Letter to the Editor: The personal is the political

To the editor:

Last week I was invited to present evidence based material at a mental health conference held in Northeast Pennsylvania. My topic: The roots of dysfunctional leadership in families, work settings, on boards, and in elected and appointed office. The number of Trump-Vance signs dotting this trip seemed more abundant than those noting Harris-Walz. My surprise was not the signs, but the tight body of Trump supporters in my field who were present at the conference.  

To briefly summarize three of several essentials noted during the session I led: In a functional setting, anxiety flows upward. There is always someone to hear your concerns, thoughts, opinions respectfully and respond to them. In a dysfunctional setting anxiety from the leader is imposed from the top accompanied by threat, ridicule, and demeaning, humiliating verbiage. The goal to control and induce fear of a thought or opinion the leader disagrees with, causing either withdrawal or discord within a group. My second point: the state of dignity, a combination of pride and humility, is the sign of both a healthy citizen and leader. In other words, one experiences self-worth, but also knows that all others are just as worthy. Thirdly, the state of dignity begins to take root because someone — it does not have to be the parent! — loves the child. 

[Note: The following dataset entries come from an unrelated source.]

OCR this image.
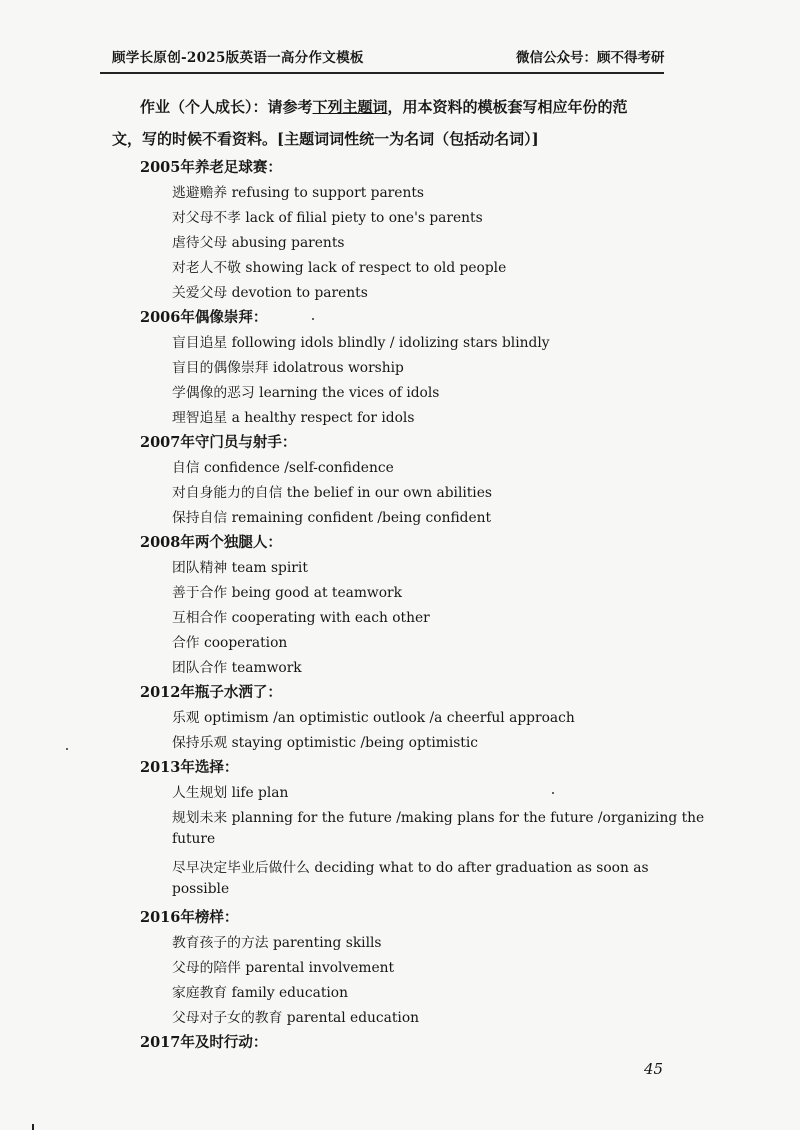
顾学长原创-2025版英语一高分作文模板	微信公众号：顾不得考研
作业（个人成长）：请参考下列主题词，用本资料的模板套写相应年份的范
文，写的时候不看资料。[主题词词性统一为名词（包括动名词）]
2005年养老足球赛：
逃避赡养 refusing to support parents
对父母不孝 lack of filial piety to one's parents
虐待父母 abusing parents
对老人不敬 showing lack of respect to old people
关爱父母 devotion to parents
2006年偶像崇拜：
盲目追星 following idols blindly / idolizing stars blindly
盲目的偶像崇拜 idolatrous worship
学偶像的恶习 learning the vices of idols
理智追星 a healthy respect for idols
2007年守门员与射手：
自信 confidence /self-confidence
对自身能力的自信 the belief in our own abilities
保持自信 remaining confident /being confident
2008年两个独腿人：
团队精神 team spirit
善于合作 being good at teamwork
互相合作 cooperating with each other
合作 cooperation
团队合作 teamwork
2012年瓶子水洒了：
乐观 optimism /an optimistic outlook /a cheerful approach
保持乐观 staying optimistic /being optimistic
2013年选择：
人生规划 life plan
规划未来 planning for the future /making plans for the future /organizing the
future
尽早决定毕业后做什么 deciding what to do after graduation as soon as
possible
2016年榜样：
教育孩子的方法 parenting skills
父母的陪伴 parental involvement
家庭教育 family education
父母对子女的教育 parental education
2017年及时行动：
45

Two walked out of my presentation, one politely, and one throwing up her hands in disgust, loudly stating, “I’m otta here,” slamming the door behind her. The next day, she found me alone at a table during a session break, approaching with an attack: “This conference is not political, and you were political.” My response: “In today’s dangerous time personal development and politics cannot be separated. My session did not cover political issues. It covered the character development necessary for trustworthy leadership.” I asked her why she did not remain in the session to discuss her views, explaining that doing so would have added depth and quality to our time together. Adding “Civil discourse is so needed today. You had much to contribute.” She responded that the majority would not have been interested. I assured her she was wrong about this. 

A few hours later someone who sat through my session quietly approached me, with these words: “A different perspective was offered in our time together. I had been caught up believing that my family no longer mattered to present leadership. I understand now what is at stake if I vote for who I came to this conference supporting.” My eyes misted as we said one word in unison, “Everything.”